Will he get in? It’s doubtful. He put up big offensive numbers in an era where many players did the same. His defense was underwhelming and his high MVP finish was 9th (in 2012 with the Brewers).

Joe Nathan (BBWAA - 2022)

377 SV, 2.87 ERA, 923 1/3 IP, 26.7 rWAR, 19.4 fWAR, 151 ERA+

Nathan pitched three games for the 2016 Cubs. Did you forget already?  He’s 8th on the career saves list with 377 and he brought quality as well as quantity. Of the 50 pitchers with at least 200 career saves, he’s eighth with a 151 ERA+.

Nathan's peak run was 2004-09 – his first six seasons with the Twins. He put up a 1.87 ERA and 0.934 WHIP with 518 K to only 271 hits in 418 2/3 IP over that span.

Will he get in? Probably not. Billy Wagner was clearly better yet only managed 16.7 percent of the BBWAA vote in 2019.

Fred McGriff (Today’s Game Era Committee – possibly 2022)

493 HR, 1,550 RBIs, .284/.377/.509, 52.6 rWAR, 56.9 fWAR, 134 wRC+

McGriff received 39.8 percent of votes from the BBWAA in 2019 – his final year on the ballot. His case now goes to the Today’s Game Era Committee.

The Crime Dog’s case has had some recent momentum – with good reason. McGriff was consistent and he had a clean reputation, which will help him going forward. The work stoppage of 1994-95 likely cost him a shot at 500 career home runs, which would probably been enough to get him elected via BBWAA in the first place.

By the way, who was the last Cubs lefty prior to Anthony Rizzo to hit 30 HR in a season? It was Fred McGriff in 2002.

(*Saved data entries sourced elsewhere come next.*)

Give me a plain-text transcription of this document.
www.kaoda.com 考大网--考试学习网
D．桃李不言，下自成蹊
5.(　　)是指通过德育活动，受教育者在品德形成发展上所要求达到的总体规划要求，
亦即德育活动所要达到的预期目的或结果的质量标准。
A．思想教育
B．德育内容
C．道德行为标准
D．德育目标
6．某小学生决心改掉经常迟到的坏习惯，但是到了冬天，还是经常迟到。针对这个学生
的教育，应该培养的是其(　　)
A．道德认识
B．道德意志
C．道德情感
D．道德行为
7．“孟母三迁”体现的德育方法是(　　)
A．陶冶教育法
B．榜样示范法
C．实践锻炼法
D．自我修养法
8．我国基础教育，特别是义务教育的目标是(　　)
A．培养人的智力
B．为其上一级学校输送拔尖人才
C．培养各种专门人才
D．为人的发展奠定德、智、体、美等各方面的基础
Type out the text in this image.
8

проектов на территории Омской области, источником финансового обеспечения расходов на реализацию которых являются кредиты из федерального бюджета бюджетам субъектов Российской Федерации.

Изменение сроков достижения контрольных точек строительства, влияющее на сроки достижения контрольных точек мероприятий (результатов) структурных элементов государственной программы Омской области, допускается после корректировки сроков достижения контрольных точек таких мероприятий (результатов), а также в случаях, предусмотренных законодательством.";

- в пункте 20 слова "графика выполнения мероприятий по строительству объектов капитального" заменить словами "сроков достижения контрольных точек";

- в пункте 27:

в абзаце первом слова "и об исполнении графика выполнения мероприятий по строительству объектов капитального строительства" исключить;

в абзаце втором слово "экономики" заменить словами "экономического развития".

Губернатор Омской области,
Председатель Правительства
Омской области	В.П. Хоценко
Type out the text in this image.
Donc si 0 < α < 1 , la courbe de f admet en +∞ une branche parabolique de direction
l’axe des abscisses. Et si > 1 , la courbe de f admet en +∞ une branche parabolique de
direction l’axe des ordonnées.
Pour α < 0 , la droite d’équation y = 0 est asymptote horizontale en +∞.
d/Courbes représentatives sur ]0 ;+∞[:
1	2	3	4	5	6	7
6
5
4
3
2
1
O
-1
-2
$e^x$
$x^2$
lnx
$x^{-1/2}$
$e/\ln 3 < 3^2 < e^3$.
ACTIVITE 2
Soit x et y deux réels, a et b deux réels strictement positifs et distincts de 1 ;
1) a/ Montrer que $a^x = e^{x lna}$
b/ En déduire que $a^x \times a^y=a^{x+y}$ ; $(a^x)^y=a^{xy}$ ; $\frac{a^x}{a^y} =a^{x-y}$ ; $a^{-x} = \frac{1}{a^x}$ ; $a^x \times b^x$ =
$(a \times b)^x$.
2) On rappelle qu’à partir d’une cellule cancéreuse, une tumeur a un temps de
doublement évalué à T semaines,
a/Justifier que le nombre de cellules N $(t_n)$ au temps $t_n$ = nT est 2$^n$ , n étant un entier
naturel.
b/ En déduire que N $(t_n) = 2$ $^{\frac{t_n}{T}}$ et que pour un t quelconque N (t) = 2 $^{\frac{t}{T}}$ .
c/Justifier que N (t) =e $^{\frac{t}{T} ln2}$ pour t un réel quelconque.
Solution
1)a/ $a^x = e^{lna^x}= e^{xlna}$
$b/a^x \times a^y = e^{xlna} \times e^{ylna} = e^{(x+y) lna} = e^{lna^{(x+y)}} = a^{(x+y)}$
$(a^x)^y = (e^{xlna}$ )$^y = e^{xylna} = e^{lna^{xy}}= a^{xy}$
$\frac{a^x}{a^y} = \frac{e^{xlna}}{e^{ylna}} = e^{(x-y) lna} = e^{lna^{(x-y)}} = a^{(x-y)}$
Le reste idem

Will he get in? I think he’ll get elected the first time he goes on the Today’s Game Era ballot.

Kenny Lofton (Today’s Game Era Committee – possibly 2024)

Lofton played only 56 games with the Cubs – all in 2003 – after coming over from Pittsburgh along with Aramis Ramírez. When considering leadoff men from 1980-present, Rickey Henderson was the best. Then there’s Tim Raines. After that, it just might be Kenny Lofton.

  Games Runs HR RBIs SB BA/OBP/SLG wRC+ rWAR fWAR
Player A 2,651     1,420 117 780 509 .311/.355/.402 104 59.3 57.6
Player B 2,103 1,528 130 781 622 .299/.372/.423 109 68.3 62.4
Player C 2,616 1,610 149 900 938 .293/.343/.410 109 45.3 43.2

Player B is Lofton. Player A is Ichiro. Player C is Lou Brock.

Lofton earned six All-Star selections and four Gold Glove Awards in his career. He’s one of five players in MLB history with 100 triples, 100 home runs and 600 stolen bases. The others are Tim Raines, Lou Brock, Ty Cobb and Honus Wagner. From 2002-07, Lofton played with nine different teams, which may hurt his case a bit.

Will he get in? I think Lofton will get in eventually through the Era Committee, though it might take a while.